Archery, blackpowder, small game … it’s all good. However, October, November and even well into December can offer up some of the very best panfishing of the year as waters continue to cool down and fish fatten up for the potentially harsh winter that could be coming.
Bluegills, crappies, perch, and other critters can not only provide action but tasty fillets as well. Here is a run down of what you might expect for the coming weeks in “Panfishville.”
For many years, my favorite time to catch crappies starts in late October and often lasts until skim ice forms on our lakes and ponds. With water temperatures around 60 degrees, it is safe to say that crappies should be active for several weeks.
Both tidal and stillwater crappies will be found on wood structures during the fall with docks, marina slips, bridge pilings, sunken brush, beaver huts and fallen trees are leading the show for shallow moving slabs.
If you haven’t tried it, seek weed beds that are starting to die off and fish edges or openings with 1/32 and 1/16th ounce jigs with either a tube or twister tail plastic as a trailer.
Yes, this seems elementary in presentation, but it is time tested and works in many waters. Popular colors are white, chartreuse, pink and black. Tubetails are often “two-toned” in colors and the classic red/white and lime green/white combos have been scoring fish for a few decades.
If fishing is tough, then the added enticement of a Berkley Gulp! Crappie Nibble or Gulp! Waxie can put the scent and attraction in your favor.
We like to toss these jigs 3-5 feet below a fixed bobber and work them in and around the aforementioned wood structures keeping a sharp eye for slow-sinking floats or a bobber that “trails off,” indicating a crappie has taken your jig and is actually swimming with it.
Jigs can be fished on a slow, free-fall retrieve as well and look for any “jumps” or “ticks” in the line that would indicate a strike. Also, a take will sometimes be telegraphed as complete slack in the lure fall indicating an “up bite” as a crappie takes the jig from below, thus pushing slack in the line.
Use quality 4- and 6-pound test monofilament lines and those with high visibility characteristics will aid your eyes in strike detection.
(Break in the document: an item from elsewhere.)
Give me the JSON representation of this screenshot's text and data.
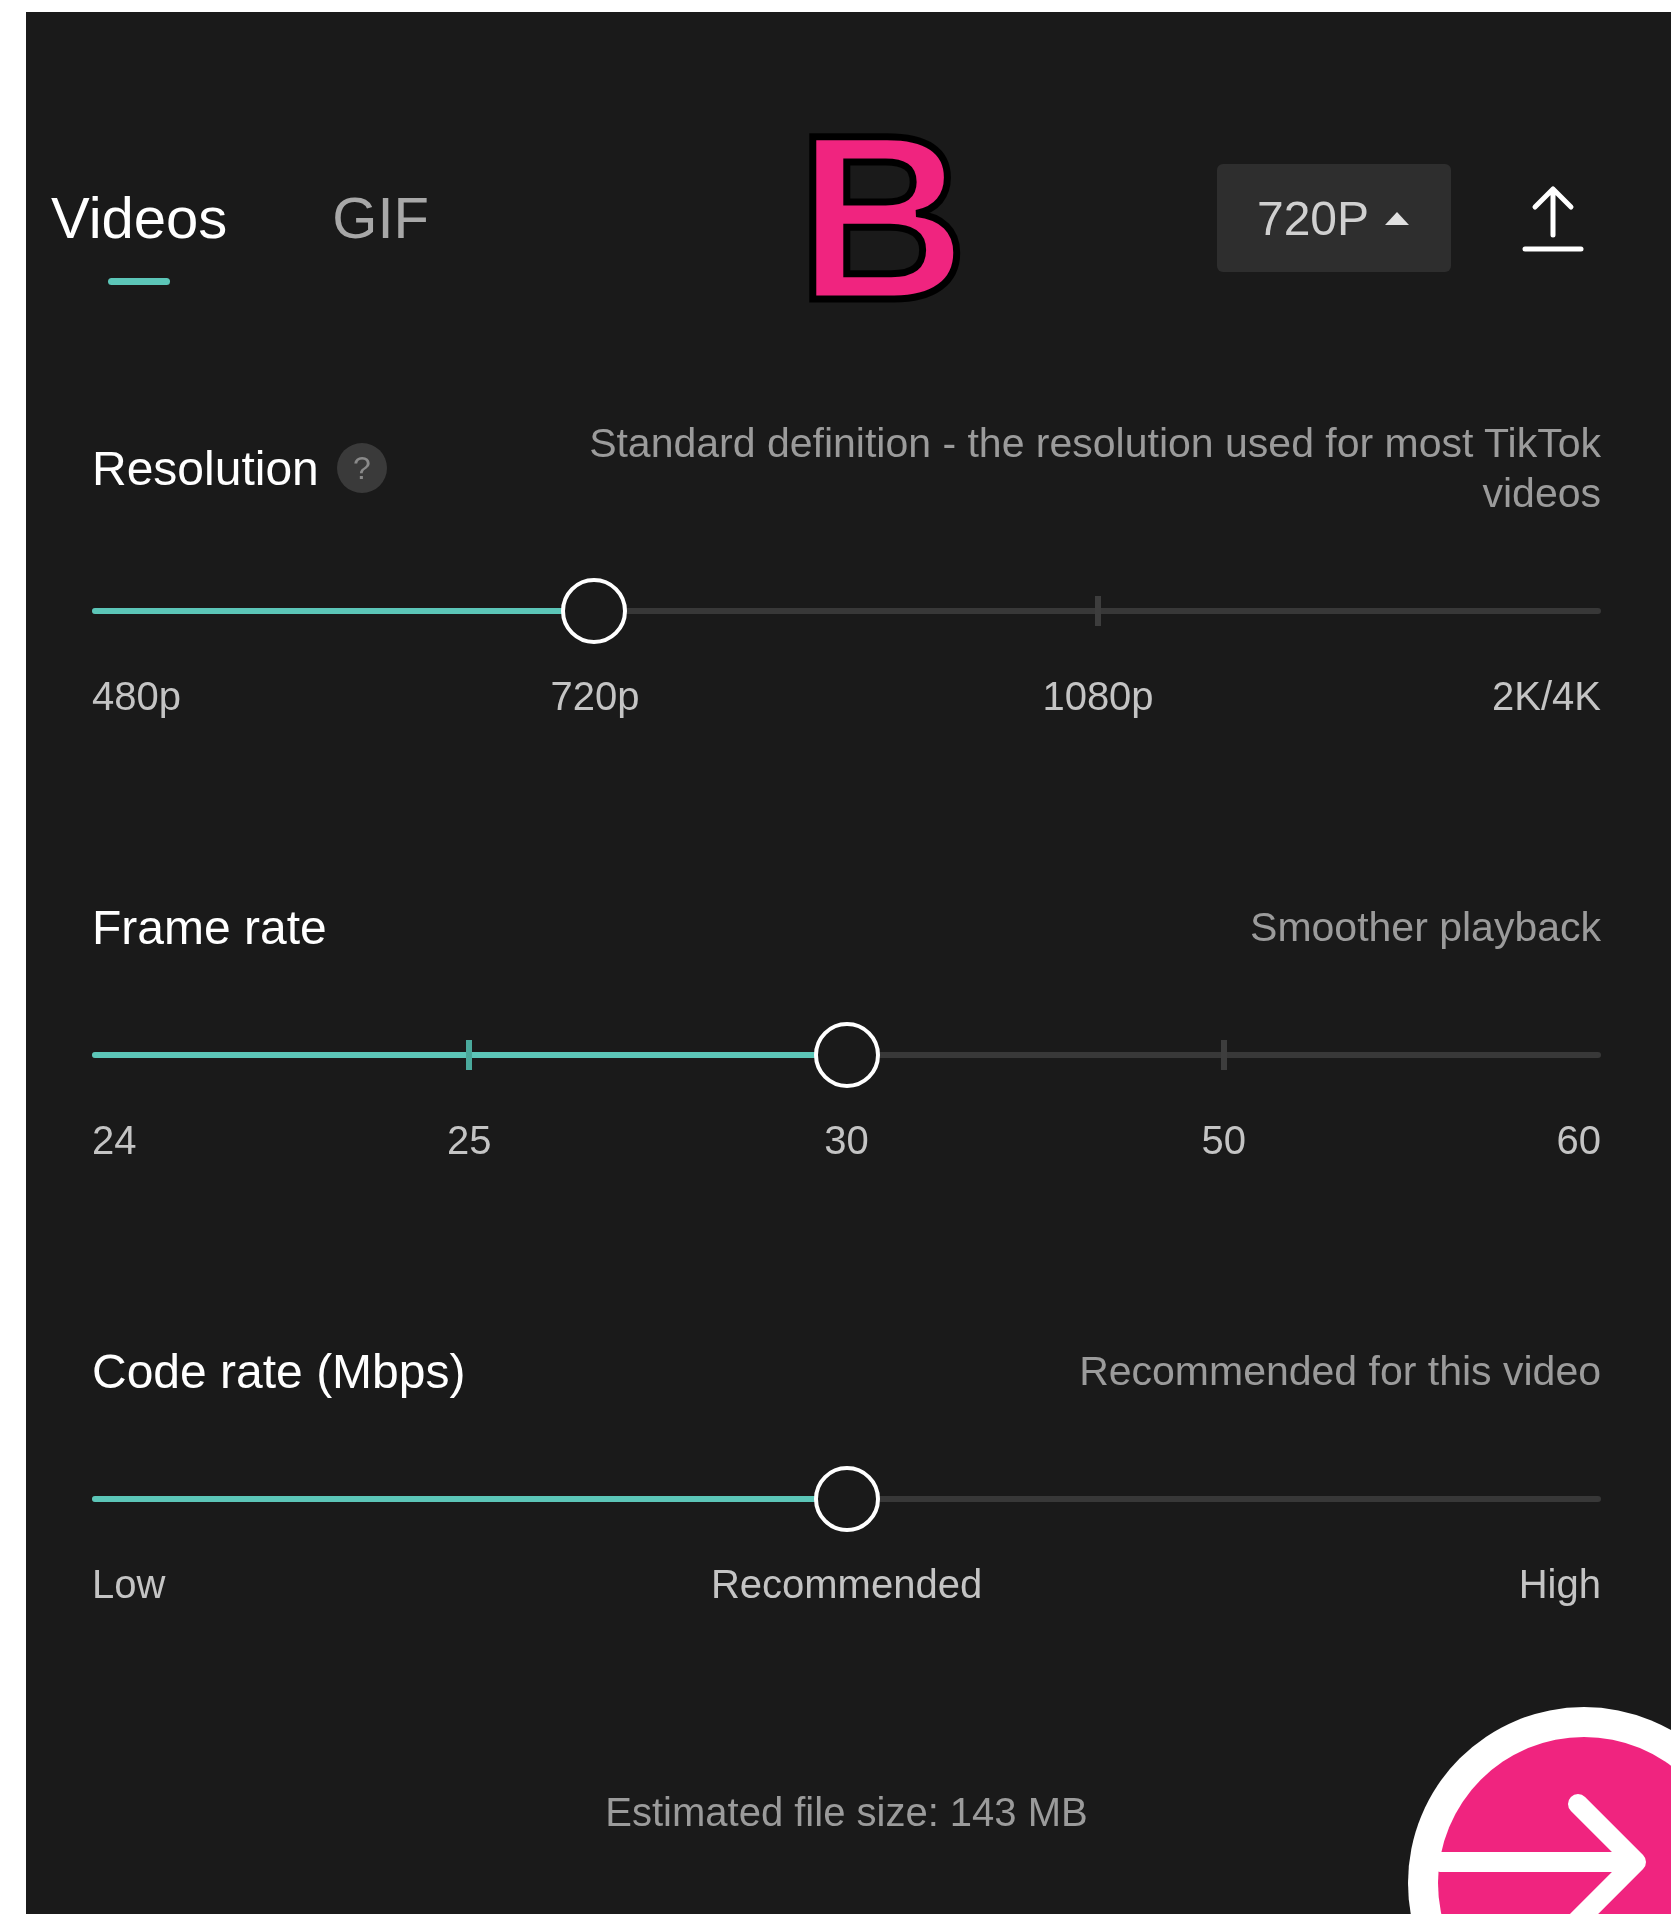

Keep bobber and floats small and try not to cast so far away that you can not detect a strike.
Not all autumn crappies will completely submerse a float as water temperatures drop. Use the smallest float you can to keep the jig holding in the water column. We like the oval, plastic floats from Plasti-Lite or the weighted cigar-shaped foam floats from Comal.
Much the same tactics can be used for bluegills in the fall, except that you must scale down in jig size to be consistently successful. Our favorite jig sizes are 1/80th and 1/64th ounce leadheads that are often simply baited with either a mealworm, waxworm, maggot, or any one of Gulp! products to include the inch-long minnows or the pink or chartreuse waxies.
Again, suspend these tiny offerings with the smallest, most sensitive of floats and look for very subtle movements that could indicate a bluegill strike.
Sometimes, especially as the waters cool into the mid 40-degree range, we might drop down to 2-pound test monofilament to aid in strike detection from these zombie-like bluegills that often need a bait right in their face. With smaller mouths than the crappies and more deliberate movements, these panfish seldom pounce on a bait and traditionally the smaller the presentation the better.
Yes, 2-pound test is thin string, and vulnerable around wood and brush. But sometimes it makes the difference between a few fish and a bunch.
Another overlooked tactic is the use of small spoons and spinners for bluegills (and crappies). Flutter spoons like the Hildebrandt and Nunguesser shad spoons in 1/16th ounce can be a deadly option on fall gills when standard issue options fail. No bait tipping is required with the spoons, but the addition of a tiny, bright plastic can help in triggering strikes.
Fish them slow and thoroughly within the water column as 11th-hour panfish like them slow, deliberate and easy to catch. Look for suspended bluegill schools to be along windy shorelines and banks and near submerged weedbeds that top out within three feet of the waters’ surface.
Fall hotspots for crappies include our local reservoirs such as Liberty, Loch Raven, Piney Run, and Cunningham Falls Lake. In southern Pennsylvania check them out at Lake Marburg, Long Arm Dam, and Pinchot State Park.
Reservoir fish can run small, but all of these lakes have produced 12- to 15-inch fish annually and searching is required for finding the bigger fish. Additionally, Eastern Shore mill ponds and spillways see an impulse of crappie activity as well, often lasting throughout the winter when seasonal temperatures remain mild and ice does not form.
Don’t be afraid to try any Potomac River tidal tributary near docks or marinas on both Maryland and Virginia sides of the flow.
For bluegills, I like small, public and private waters that are basically “under the radar” in our region as most anglers are seeking other game fish at this time or are devoted to hunting. Piney Run and Cunningham Falls would be a good start, but again there are many Eastern Shore ponds and creeks that have overlooked populations of big bluegills, red eared and red breast sunfish in quality numbers and sizes.